Carrying a Basket of Gold: A Historical Reflection on Buddhist Concepts and Ethics in Bhutan

This talk is co-sponsored with the Robert H.N. Ho Family Foundation Program in Buddhism and Contemporary Society, UBC Department of Asian Studies, and Khyentse Foundation.
Abstract
What lies behind the idea and policies of Gross National Happiness (GNH) in Bhutan and how have Buddhist concepts and ethics been implemented on an institutional level in past and present? In this talk, Dagmar Schwerk provides a historical perspective on the development and institutionalization of Buddhist concepts and ethics in Bhutan which first manifested themselves in a twofold system of governance under a charismatic Buddhist master in the seventeenth century. She also takes a closer look at the broader intellectual history of the twofold system of governance, just kingship, and knowledge systems of Buddhist ethics—along with the connected intertwining between religion and other societal areas in pre-modern Bhutan.
About the Speaker 
Dagmar Schwerk’s research covers Indo-Tibetan Buddhism and Tibetan and Bhutanese intellectual, political, and social history.  She holds a Ph.D. from the University of Hamburg, Germany. Her Ph.D. thesis focused on the Mahāmudrā controversy in Tibetan Buddhism and is the current Khyentse Foundation Postdoctoral Fellow in Tibetan Buddhist Studies at UBC’s Department of Asian Studies.

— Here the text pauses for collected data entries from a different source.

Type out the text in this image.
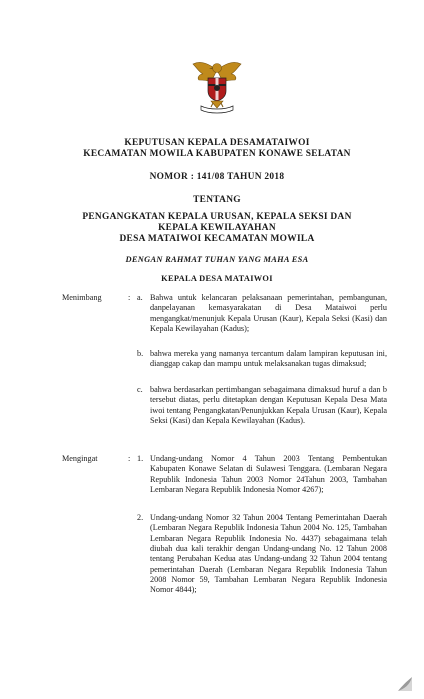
KEPUTUSAN KEPALA DESAMATAIWOI
KECAMATAN MOWILA KABUPATEN KONAWE SELATAN
NOMOR : 141/08 TAHUN 2018
TENTANG
PENGANGKATAN KEPALA URUSAN, KEPALA SEKSI DAN
KEPALA KEWILAYAHAN
DESA MATAIWOI KECAMATAN MOWILA
DENGAN RAHMAT TUHAN YANG MAHA ESA
KEPALA DESA MATAIWOI
Menimbang	: a. Bahwa untuk kelancaran pelaksanaan pemerintahan, pembangunan, danpelayanan kemasyarakatan di Desa Mataiwoi perlu mengangkat/menunjuk Kepala Urusan (Kaur), Kepala Seksi (Kasi) dan Kepala Kewilayahan (Kadus);
b. bahwa mereka yang namanya tercantum dalam lampiran keputusan ini, dianggap cakap dan mampu untuk melaksanakan tugas dimaksud;
c. bahwa berdasarkan pertimbangan sebagaimana dimaksud huruf a dan b tersebut diatas, perlu ditetapkan dengan Keputusan Kepala Desa Mata iwoi tentang Pengangkatan/Penunjukkan Kepala Urusan (Kaur), Kepala Seksi (Kasi) dan Kepala Kewilayahan (Kadus).
Mengingat	: 1. Undang-undang Nomor 4 Tahun 2003 Tentang Pembentukan Kabupaten Konawe Selatan di Sulawesi Tenggara. (Lembaran Negara Republik Indonesia Tahun 2003 Nomor 24Tahun 2003, Tambahan Lembaran Negara Republik Indonesia Nomor 4267);
2. Undang-undang Nomor 32 Tahun 2004 Tentang Pemerintahan Daerah (Lembaran Negara Republik Indonesia Tahun 2004 No. 125, Tambahan Lembaran Negara Republik Indonesia No. 4437) sebagaimana telah diubah dua kali terakhir dengan Undang-undang No. 12 Tahun 2008 tentang Perubahan Kedua atas Undang-undang 32 Tahun 2004 tentang pemerintahan Daerah (Lembaran Negara Republik Indonesia Tahun 2008 Nomor 59, Tambahan Lembaran Negara Republik Indonesia Nomor 4844);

In her current research activities, she is especially interested in Buddhist conceptions of state and governance as well as applied Buddhist ethics in secular contexts in Asia and the West. In her talk, she will present findings connected to a recently completed post-doctoral research project at the University of Leipzig, Germany. (“Bhutan in Transition. Metamorphosis and Institutionalisation of Buddhist Concepts”).